Step 3 - Create nested apps
python manage.py startapp user ./api/user
python manage.py startapp post ./api/post
python manage.py startapp comment ./api/comment
Step 4 - Register nested apps
INSTALLED_APPS = [
...
'api.user',
'api.post',
'api.comment',
]
Step 5 - Change name of Apps
Update the name in apps.py files in all three apps
class UserConfig(AppConfig):
default_auto_field = 'django.db.models.BigAutoField'
name = 'api.user'
class PostConfig(AppConfig):
default_auto_field = 'django.db.models.BigAutoField'
name = 'api.post'
class CommentConfig(AppConfig):
default_auto_field = 'django.db.models.BigAutoField'
name = 'api.comment'
and We are done!
Note : Step 2 is important
Go to your apps folder. Try:
python ../manage.py startapp app_name
django-admin.py startapp myapp /Users/jezdez/Code/myapp
Reference: Django Admin documentation
In order to create a nested app in the Django project, you have to follow the following steps:
Create a subdirectory in the parent directory where you want to add a sub-app.
mkdir finances/expences
N.B: Here finances is the existing parent app and expenses will be the next nested sub-app.
If the subdirectory is created successfully then run the following command in the terminal.
python manage.py startapp expenses finances/expenses
Please check the expenses subdirectory is now looks like a Django app and will behave like that.
Don't forget to register this app in the settings file and change the name from the config file of the app expenses, like -
class ExpensesConfig(AppConfig):
default_auto_field = 'django.db.models.BigAutoField'
name = 'finances.expenses'
Here, the name was only 'expenses' but it has been changed to 'finances.expenses' otherwise no migrations will be applied.

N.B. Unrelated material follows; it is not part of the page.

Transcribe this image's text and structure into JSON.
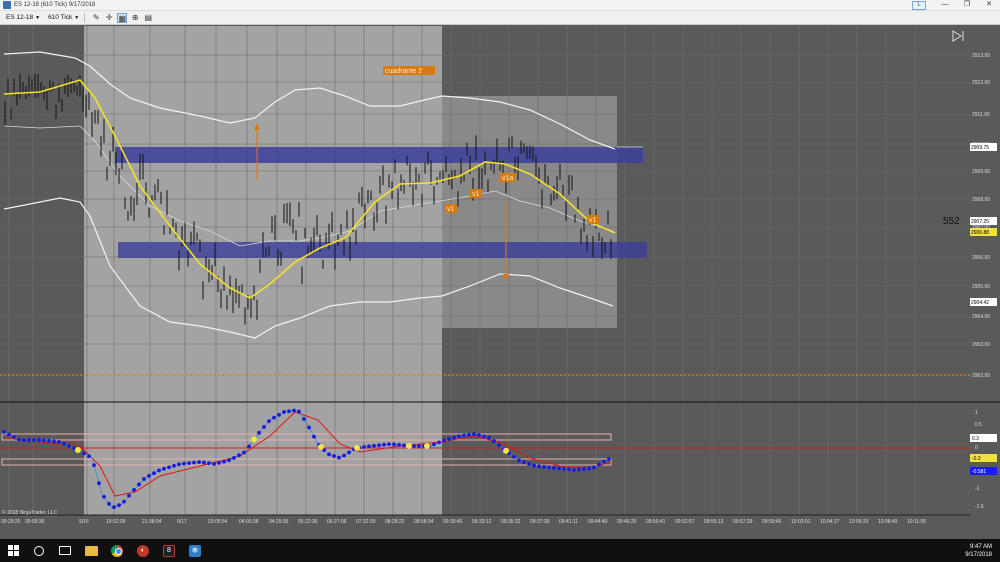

Use this command in the terminal:
python manage.py startapp application_name
there is really no any differ if you use django-admin or manage.py in this case - both will create
https://docs.djangoproject.com/en/4.0/ref/django-admin/#django-admin-and-manage-py
In addition, manage.py is automatically created in each Django project. It does the same thing as django-admin but also sets the DJANGO_SETTINGS_MODULE environment variable so that it points to your project’s settings.py file.